Philip Pullman seems, perhaps wisely, to be backtracking a little bit on the whole atheism front. On the Today show on Friday, Pullman denied to Al Roker that his books are anti-religious. "As for the atheism," he adds, "it doesn’t matter to me whether people believe in God or not, so I’m not promoting anything of that sort," he wrote in response to a question from "Kim, Friday Harbor, Wash." But what did the author have to say on the issue six years ago, when asked by the Washington Post what famously Christian author C.S. Lewis would think of his books?
"I'm trying to undermine the basis of Christian belief," says Pullman. "Mr. Lewis would think I was doing the Devil's work."
And what did he tell the Sydney Morning Herald in 2003?
"I'm a great fan of J.K. Rowling, but the people - mainly from America's Bible Belt - who complain that Harry Potter promotes Satanism or witchcraft obviously haven't got enough in their lives. Meanwhile, I've been flying under the radar, saying things that are far more subversive than anything poor old Harry has said. My books are about killing God."

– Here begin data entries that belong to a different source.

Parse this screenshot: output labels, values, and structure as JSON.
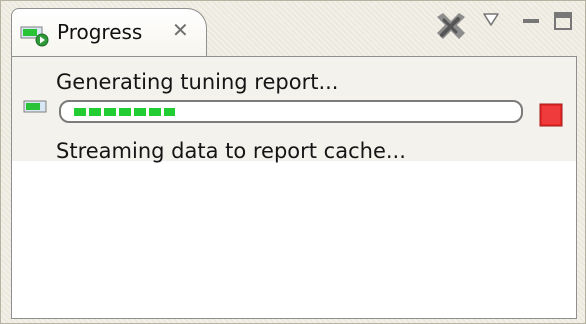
{
  "window": {
    "tab_title": "Progress",
    "tab_close_icon": "close-icon",
    "toolbar": {
      "stop_all_icon": "stop-all-icon",
      "view_menu_icon": "chevron-down-icon",
      "minimize_icon": "minimize-icon",
      "maximize_icon": "maximize-icon"
    }
  },
  "progress_job": {
    "title": "Generating tuning report...",
    "status": "Streaming data to report cache...",
    "progress_fraction": 0.24,
    "cancel_icon": "stop-icon"
  },
  "colors": {
    "tab_background": "#ffffff",
    "window_background": "#ece9d8",
    "progress_green": "#22cc33",
    "cancel_red": "#e62727",
    "icon_gray": "#777777"
  }
}
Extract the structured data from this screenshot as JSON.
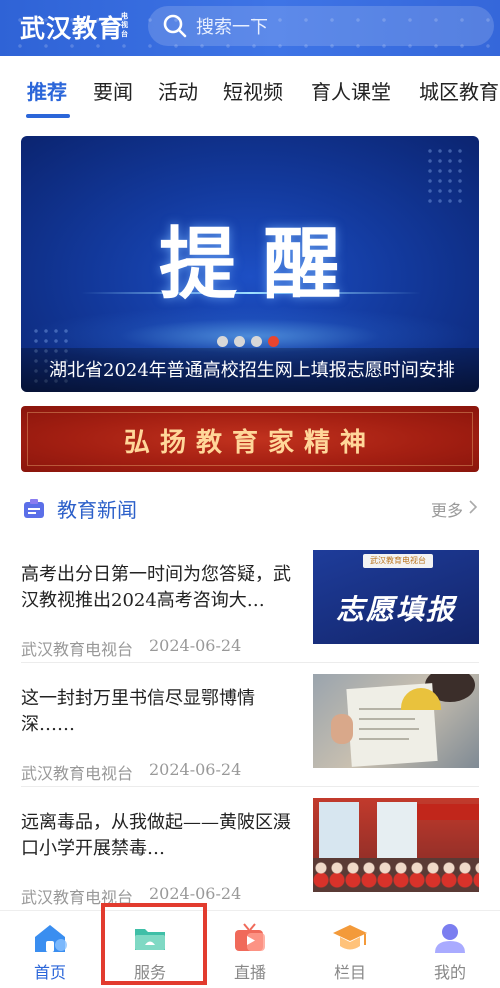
{
  "app": {
    "logo": "武汉教育",
    "logo_sub": "电视台"
  },
  "search": {
    "placeholder": "搜索一下"
  },
  "tabs": [
    {
      "label": "推荐",
      "active": true
    },
    {
      "label": "要闻"
    },
    {
      "label": "活动"
    },
    {
      "label": "短视频"
    },
    {
      "label": "育人课堂"
    },
    {
      "label": "城区教育"
    }
  ],
  "banner": {
    "title": "提醒",
    "caption": "湖北省2024年普通高校招生网上填报志愿时间安排",
    "page_count": 4,
    "active_page": 4
  },
  "spirit_banner": {
    "text": "弘扬教育家精神"
  },
  "news_section": {
    "title": "教育新闻",
    "more": "更多"
  },
  "news": [
    {
      "title": "高考出分日第一时间为您答疑，武汉教视推出2024高考咨询大…",
      "source": "武汉教育电视台",
      "date": "2024-06-24",
      "thumb_tag": "武汉教育电视台",
      "thumb_text": "志愿填报"
    },
    {
      "title": "这一封封万里书信尽显鄂博情深……",
      "source": "武汉教育电视台",
      "date": "2024-06-24"
    },
    {
      "title": "远离毒品，从我做起——黄陂区滠口小学开展禁毒…",
      "source": "武汉教育电视台",
      "date": "2024-06-24"
    }
  ],
  "bottom_nav": [
    {
      "label": "首页",
      "icon": "home-icon",
      "active": true,
      "color": "#3a8ef0"
    },
    {
      "label": "服务",
      "icon": "service-icon",
      "color": "#3fbfa7"
    },
    {
      "label": "直播",
      "icon": "live-tv-icon",
      "color": "#f06a5a"
    },
    {
      "label": "栏目",
      "icon": "column-icon",
      "color": "#f39a3a"
    },
    {
      "label": "我的",
      "icon": "profile-icon",
      "color": "#7b7ef0"
    }
  ],
  "colors": {
    "accent": "#2b66d9",
    "highlight": "#e23b2e"
  }
}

Boy, that's a change! Not that we object to Pullman's previous Devil's work; after all, we love the books, and in the battle of Hollywood vs. Christmas, we're going with Christmas. But it's a little curious that Pullman is suddenly out there backpedaling, just a month before New Line releases the first film in a megamillion-dollar fantasy trilogy based on Pullman's books, huh? We wonder who at the studio was given the unenviable task of calling Pullman and being, like, "Could you maybe cool it with the God-killing?"